How Refinancing Works When a Home Have Equity Loan?
Refinancing is a way to lower the monthly mortgage payment by using a loan with a lower interest rate to pay off the existing mortgage. Refinancing with a home equity loan makes the process slightly more complicated, but refinancing is possible. Before refinancing with an equity loan in place the homeowners must decide whether they want to secure their mortgage and equity loan into a single mortgage but the homeowners should refinance only the first mortgage or refinance only the equity loan. Homeowners should consult their financial adviser to determine which option best suits their finances. Refinancing a home that has an equity loan along with a standard first mortgage is a bit more challenging than typical refinancing. Equity loans are designed to be second mortgages, recorded after the first or purchase money mortgage loan. However, when refinancing a current first mortgage, a homeowner must receive cooperation from her home equity lender if she wants to keep her home equity loan. A home equity loan is a form of credit where a home is used as security to secure repayment of the loan. The sizes of home equity loans and lines of credit which can be in the tens of thousands make them a helpful source of funds for homeowners facing major purchases like education expenses, home repairs, renovations and medical costs.

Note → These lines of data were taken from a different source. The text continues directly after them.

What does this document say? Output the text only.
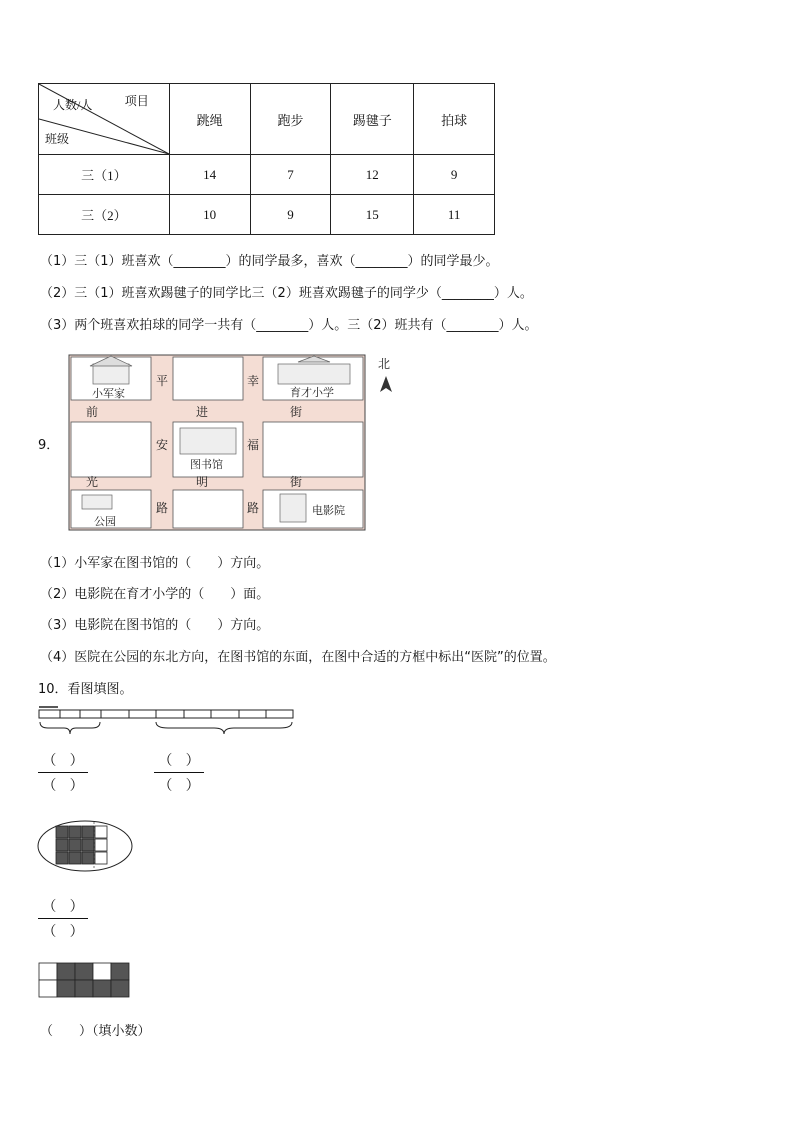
项目
人数/人
班级	跳绳	跑步	踢毽子	拍球
三（1）	14	7	12	9
三（2）	10	9	15	11
（1）三（1）班喜欢（________）的同学最多，喜欢（________）的同学最少。
（2）三（1）班喜欢踢毽子的同学比三（2）班喜欢踢毽子的同学少（________）人。
（3）两个班喜欢拍球的同学一共有（________）人。三（2）班共有（________）人。
9．
小军家	育才小学
图书馆
公园
电影院
平
安
路
幸
福
路
前	进	街
光	明	街
北
（1）小军家在图书馆的（　　）方向。
（2）电影院在育才小学的（　　）面。
（3）电影院在图书馆的（　　）方向。
（4）医院在公园的东北方向，在图书馆的东面，在图中合适的方框中标出“医院”的位置。
10．看图填图。
（ ）
（ ）
（ ）
（ ）
（ ）
（ ）
（　　）（填小数）
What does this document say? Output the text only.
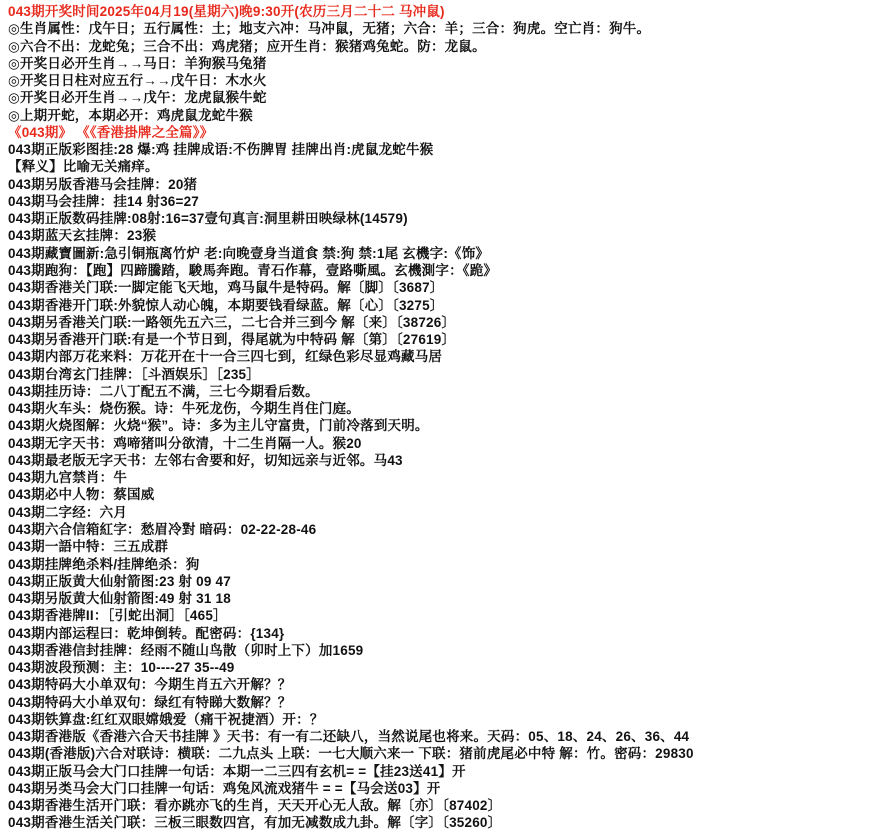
043期开奖时间2025年04月19(星期六)晚9:30开(农历三月二十二 马冲鼠)
◎生肖属性：戊午日；五行属性：土；地支六冲：马冲鼠，无猪；六合：羊；三合：狗虎。空亡肖：狗牛。
◎六合不出：龙蛇兔；三合不出：鸡虎猪；应开生肖：猴猪鸡兔蛇。防：龙鼠。
◎开奖日必开生肖→→马日：羊狗猴马兔猪
◎开奖日日柱对应五行→→戊午日：木水火
◎开奖日必开生肖→→戊午：龙虎鼠猴牛蛇
◎上期开蛇，本期必开：鸡虎鼠龙蛇牛猴
《043期》 《《香港掛牌之全篇》》
043期正版彩图挂:28 爆:鸡 挂牌成语:不伤脾胃 挂牌出肖:虎鼠龙蛇牛猴
【释义】比喻无关痛痒。
043期另版香港马会挂牌：20猪
043期马会挂牌：挂14 射36=27
043期正版数码挂牌:08射:16=37壹句真言:洞里耕田映绿林(14579)
043期蓝天玄挂牌：23猴
043期藏寶圖新:急引铜瓶离竹炉 老:向晚壹身当道食 禁:狗 禁:1尾 玄機字:《饰》
043期跑狗：【跑】四蹄騰踏，駿馬奔跑。青石作幕，壹路嘶風。玄機測字：《跪》
043期香港关门联:一脚定能飞天地，鸡马鼠牛是特码。解〔脚〕〔3687〕
043期香港开门联:外貌惊人动心魄，本期要钱看绿蓝。解〔心〕〔3275〕
043期另香港关门联:一路领先五六三，二七合并三到今 解〔来〕〔38726〕
043期另香港开门联:有是一个节日到，得尾就为中特码 解〔第〕〔27619〕
043期内部万花来料：万花开在十一合三四七到，红绿色彩尽显鸡藏马居
043期台湾玄门挂牌：［斗酒娱乐］［235］
043期挂历诗：二八丁配五不满，三七今期看后数。
043期火车头：烧伤猴。诗：牛死龙伤，今期生肖住门庭。
043期火烧图解：火烧“猴”。诗：多为主儿守富贵，门前冷落到天明。
043期无字天书：鸡啼猪叫分欲清，十二生肖隔一人。猴20
043期最老版无字天书：左邻右舍要和好，切知远亲与近邻。马43
043期九宫禁肖：牛
043期必中人物：蔡国威
043期二字经：六月
043期六合信箱紅字：愁眉冷對 暗码：02-22-28-46
043期一語中特：三五成群
043期挂牌绝杀料/挂牌绝杀：狗
043期正版黄大仙射箭图:23 射 09 47
043期另版黄大仙射箭图:49 射 31 18
043期香港牌II：［引蛇出洞］［465］
043期内部运程曰：乾坤倒转。配密码：{134}
043期香港信封挂牌：经雨不随山鸟散（卯时上下）加1659
043期波段预测：主：10----27 35--49
043期特码大小单双句：今期生肖五六开解？？
043期特码大小单双句：绿红有特睇大数解？？
043期铁算盘:红红双眼嫦娥爱（痛干祝捷酒）开：？
043期香港版《香港六合天书挂牌 》天书：有一有二还缺八，当然说尾也将来。天码：05、18、24、26、36、44
043期(香港版)六合对联诗：横联：二九点头 上联：一七大顺六来一 下联：猪前虎尾必中特 解：竹。密码：29830
043期正版马会大门口挂牌一句话：本期一二三四有玄机= =【挂23送41】开
043期另类马会大门口挂牌一句话：鸡兔风流戏猪牛 = =【马会送03】开
043期香港生活开门联：看亦跳亦飞的生肖，天天开心无人敌。解〔亦〕〔87402〕
043期香港生活关门联：三板三眼数四宫，有加无减数成九卦。解〔字〕〔35260〕
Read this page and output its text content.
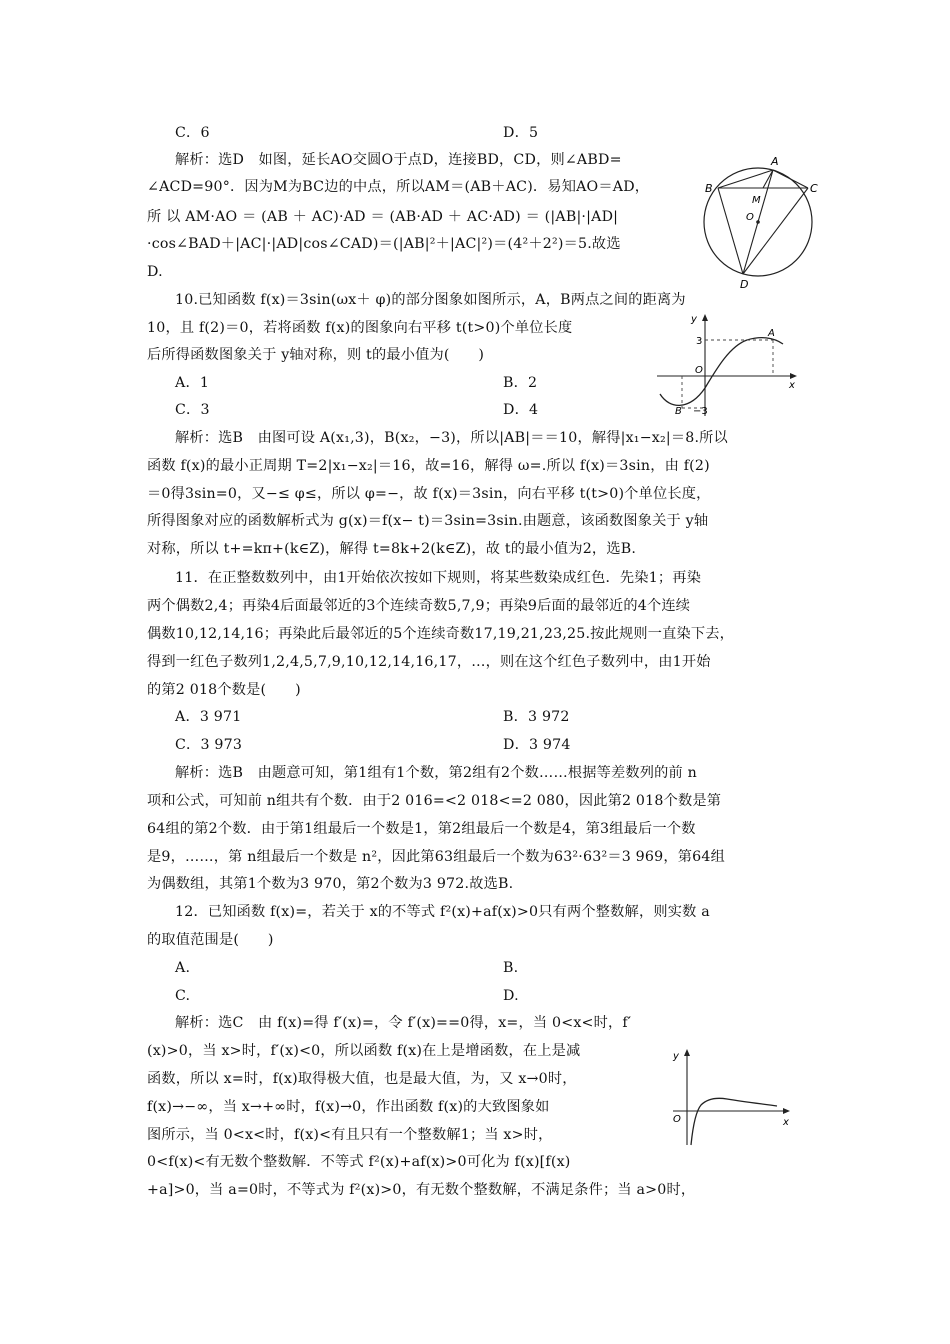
C．6	D．5
解析：选D　如图，延长AO交圆O于点D，连接BD，CD，则∠ABD=
∠ACD=90°．因为M为BC边的中点，所以AM＝(AB＋AC)．易知AO＝AD，
所 以 AM·AO ＝ (AB ＋ AC)·AD ＝ (AB·AD ＋ AC·AD) ＝ (|AB|·|AD|
·cos∠BAD＋|AC|·|AD|cos∠CAD)＝(|AB|²＋|AC|²)＝(4²＋2²)＝5.故选
D.
A
B	C
M
O
D
10.已知函数 f(x)＝3sin(ωx＋ φ)的部分图象如图所示，A，B两点之间的距离为
10，且 f(2)＝0，若将函数 f(x)的图象向右平移 t(t>0)个单位长度
后所得函数图象关于 y轴对称，则 t的最小值为(　　)
y
3
A
O
x
B −3
A．1	B．2
C．3	D．4
解析：选B　由图可设 A(x₁,3)，B(x₂，−3)，所以|AB|＝＝10，解得|x₁−x₂|＝8.所以
函数 f(x)的最小正周期 T=2|x₁−x₂|＝16，故=16，解得 ω=.所以 f(x)＝3sin，由 f(2)
＝0得3sin=0，又−≤ φ≤，所以 φ=−，故 f(x)＝3sin，向右平移 t(t>0)个单位长度，
所得图象对应的函数解析式为 g(x)＝f(x− t)＝3sin=3sin.由题意，该函数图象关于 y轴
对称，所以 t+=kπ+(k∈Z)，解得 t=8k+2(k∈Z)，故 t的最小值为2，选B.
11．在正整数数列中，由1开始依次按如下规则，将某些数染成红色．先染1；再染
两个偶数2,4；再染4后面最邻近的3个连续奇数5,7,9；再染9后面的最邻近的4个连续
偶数10,12,14,16；再染此后最邻近的5个连续奇数17,19,21,23,25.按此规则一直染下去，
得到一红色子数列1,2,4,5,7,9,10,12,14,16,17，…，则在这个红色子数列中，由1开始
的第2 018个数是(　　)
A．3 971	B．3 972
C．3 973	D．3 974
解析：选B　由题意可知，第1组有1个数，第2组有2个数……根据等差数列的前 n
项和公式，可知前 n组共有个数．由于2 016=<2 018<=2 080，因此第2 018个数是第
64组的第2个数．由于第1组最后一个数是1，第2组最后一个数是4，第3组最后一个数
是9，……，第 n组最后一个数是 n²，因此第63组最后一个数为63²·63²＝3 969，第64组
为偶数组，其第1个数为3 970，第2个数为3 972.故选B.
12．已知函数 f(x)=，若关于 x的不等式 f²(x)+af(x)>0只有两个整数解，则实数 a
的取值范围是(　　)
A.	B.
C.	D.
解析：选C　由 f(x)=得 f′(x)=，令 f′(x)==0得，x=，当 0<x<时，f′
(x)>0，当 x>时，f′(x)<0，所以函数 f(x)在上是增函数，在上是减
函数，所以 x=时，f(x)取得极大值，也是最大值，为，又 x→0时，
f(x)→−∞，当 x→+∞时，f(x)→0，作出函数 f(x)的大致图象如
图所示，当 0<x<时，f(x)<有且只有一个整数解1；当 x>时，
0<f(x)<有无数个整数解．不等式 f²(x)+af(x)>0可化为 f(x)[f(x)
+a]>0，当 a=0时，不等式为 f²(x)>0，有无数个整数解，不满足条件；当 a>0时，
y
O	x
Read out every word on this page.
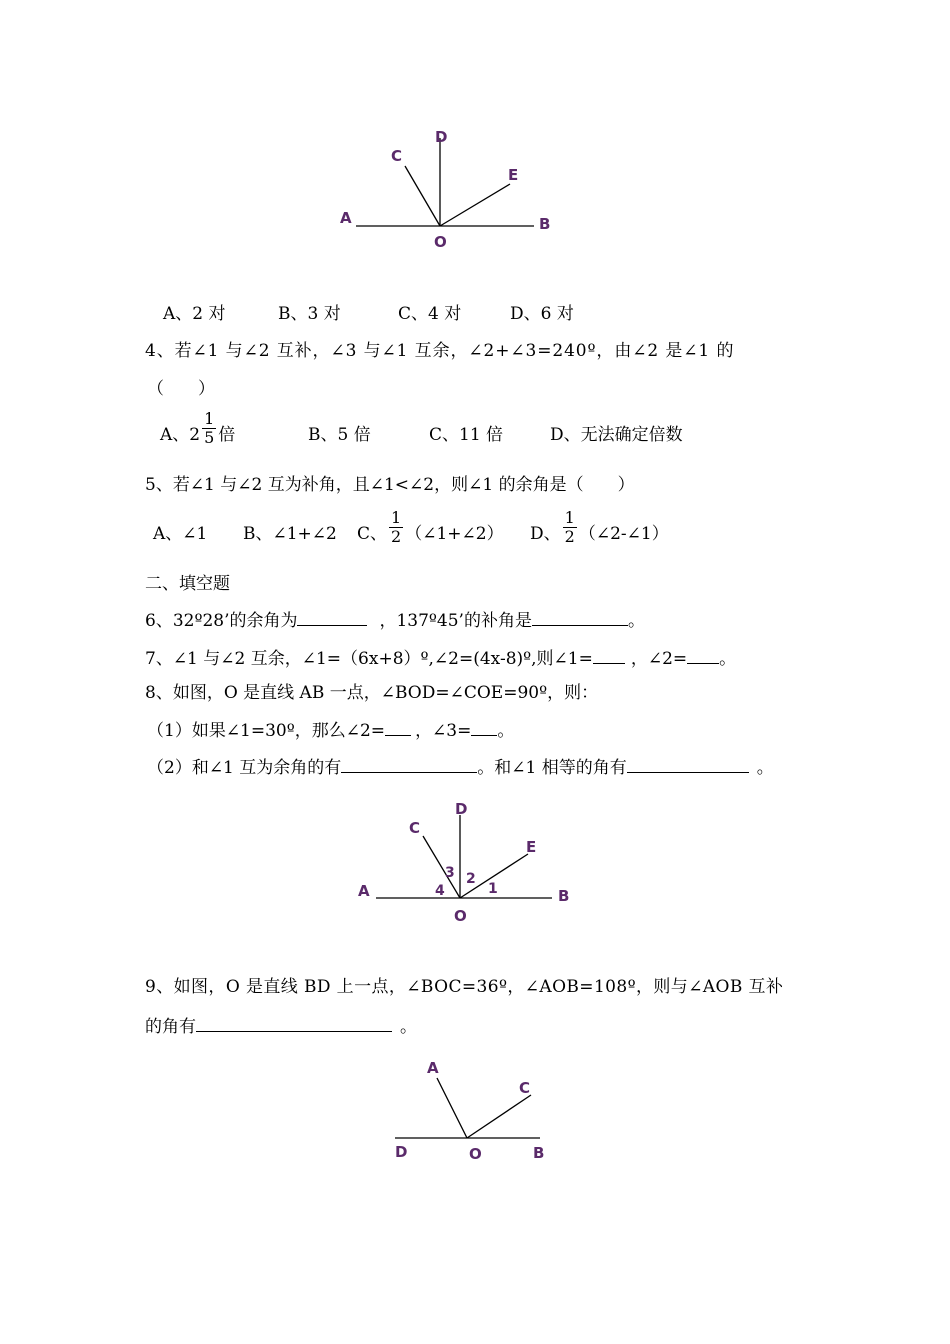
A	B
C
D
E
O
A、2 对	B、3 对	C、4 对	D、6 对
4、若∠1 与∠2 互补，∠3 与∠1 互余，∠2+∠3=240º，由∠2 是∠1 的
（　　）
A、$2 \frac{1}{5}$ 倍	B、5 倍	C、11 倍	D、无法确定倍数
5、若∠1 与∠2 互为补角，且∠1<∠2，则∠1 的余角是（　　）
A、∠1 B、∠1+∠2 C、 $\frac{1}{2}$ （∠1+∠2） D、 $\frac{1}{2}$ （∠2-∠1）
二、填空题
6、32º28’的余角为	，137º45’的补角是	。
7、∠1 与∠2 互余，∠1=（6x+8）º,∠2=(4x-8)º,则∠1= ，∠2= 。
8、如图，O 是直线 AB 一点，∠BOD=∠COE=90º，则：
（1）如果∠1=30º，那么∠2= ，∠3= 。
（2）和∠1 互为余角的有	。和∠1 相等的角有	。
A	B
C
D
E
O
1
2
3
4
9、如图，O 是直线 BD 上一点，∠BOC=36º，∠AOB=108º，则与∠AOB 互补
的角有	。
A
C
D	O	B
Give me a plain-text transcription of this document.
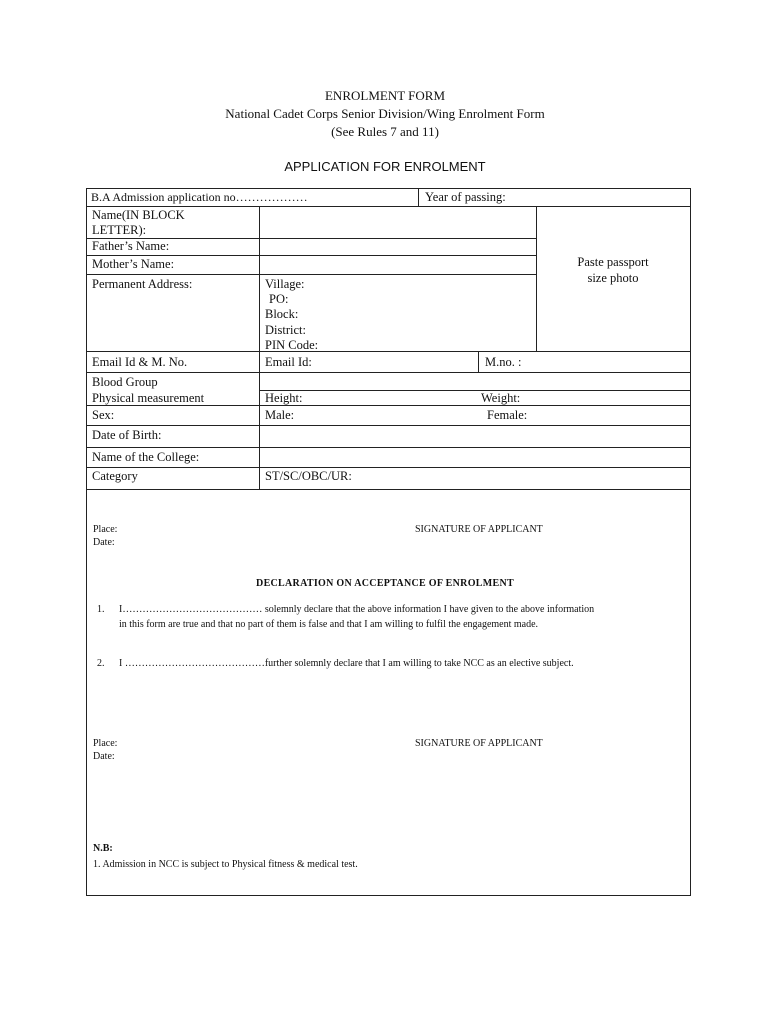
ENROLMENT FORM
National Cadet Corps Senior Division/Wing Enrolment Form
(See Rules 7 and 11)
APPLICATION FOR ENROLMENT
B.A Admission application no………………	Year of passing:
Name(IN BLOCK
LETTER):
Father’s Name:
Mother’s Name:
Permanent Address:	Village:
PO:
Block:
District:
PIN Code:
Paste passport
size photo
Email Id & M. No.	Email Id:	M.no. :
Blood Group
Physical measurement	Height:	Weight:
Sex:	Male:	Female:
Date of Birth:
Name of the College:
Category	ST/SC/OBC/UR:
Place:
Date:
SIGNATURE OF APPLICANT
DECLARATION ON ACCEPTANCE OF ENROLMENT
1. I…………………………………… solemnly declare that the above information I have given to the above information
in this form are true and that no part of them is false and that I am willing to fulfil the engagement made.
2. I ……………………………………further solemnly declare that I am willing to take NCC as an elective subject.
Place:
Date:
SIGNATURE OF APPLICANT
N.B:
1. Admission in NCC is subject to Physical fitness & medical test.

- Purposes of refinancing: –
Usually homeowners refinance mortgage loans for two primary reasons. First when the mortgage rates decline below a current loan of homeowner, some will replace their present loan with a new lower rate mortgage, saving money with a smaller monthly payment. Second needing funds for improvements, investments, education or other important purchases of homeowners often choose for cash out refinance by increasing their former mortgage loan balance but generating new money for themselves.
- Basics of refinancing: –
Mortgage refinances involve a repeat of the entire process of application because the borrower is requesting a totally new loan. All income, asset, credit and employment information must be verified, and a fully documented appraisal must be performed. The fair market value (FMV) of home that is determined by the appraisal is critical to a successful refinance. While refinancing is not a problem during a rising real estate market but during a period of declining values it can be challenging. The credit and financial stability of homeowner should be equal to or better than his situation when the existing mortgage loan was approved.
- Borrower options: –
Refinancing a mortgage when a home equity loan also exists may leave homeowners with few options. Mostly depends on the documented fair market value of home which may determine the likelihood of a reasonable willingness of the lender executing a subordination agreement and permitting the home equity loan to remain in second position. Lenders on the other hand have at least two options: subordinate and allow the home equity loan to continue as is, or command payoff by the homeowner. Borrowers continue the option to pay off the outstanding balance of the home equity loan.
- The homeowners should apply for a refinance loan with a mortgage lender. They should try their current lender first because it already has the information that is necessary to underwrite another loan and might give them a good deal to keep their business. Generally if homeowners are refinancing a first mortgage and a home equity line into a single mortgage then they want as low a loan-to-value ratio as possible because interest rates increase as loan-to-value ratios get higher and the loan becomes riskier for lenders. Eighty percent or lower loan-to-value is ideal to get the best rates. Depending on the homeowner’s credit, financial profile and lender they may not be approved for a refinance with a high loan-to-value ratio. If homeowners have the funds available then they may benefit from paying down their line of credit before applying for a refinance loan.
- The homeowners should request that their equity loan lender subordinate its position if they are refinancing only the first mortgage. Subordination allows the homeowner’s refinance lender to move into first position, ahead of the equity lender. First position gives the lender the first claim on sale proceeds if homeowner default on his loan and the lender is forced to foreclose. Subordination is often a lengthy process so homeowners should apply early to allow enough time for their request to work through the lender. Refinancing only the equity loan is similar to refinancing the first mortgage.
- Homeowners have to provide the lender with any documentation necessary to underwrite the loan such as bank statements, tax returns and pay receipts.
- Homeowners have to attend the closing to sign the new mortgage documents. They should bring a certified check made out to the closing attorney for any funds they are required to bring. The closing attorney will pay off any claims against the property including taxes, municipal fees and the existing mortgage of homeowner with funds from their new loan.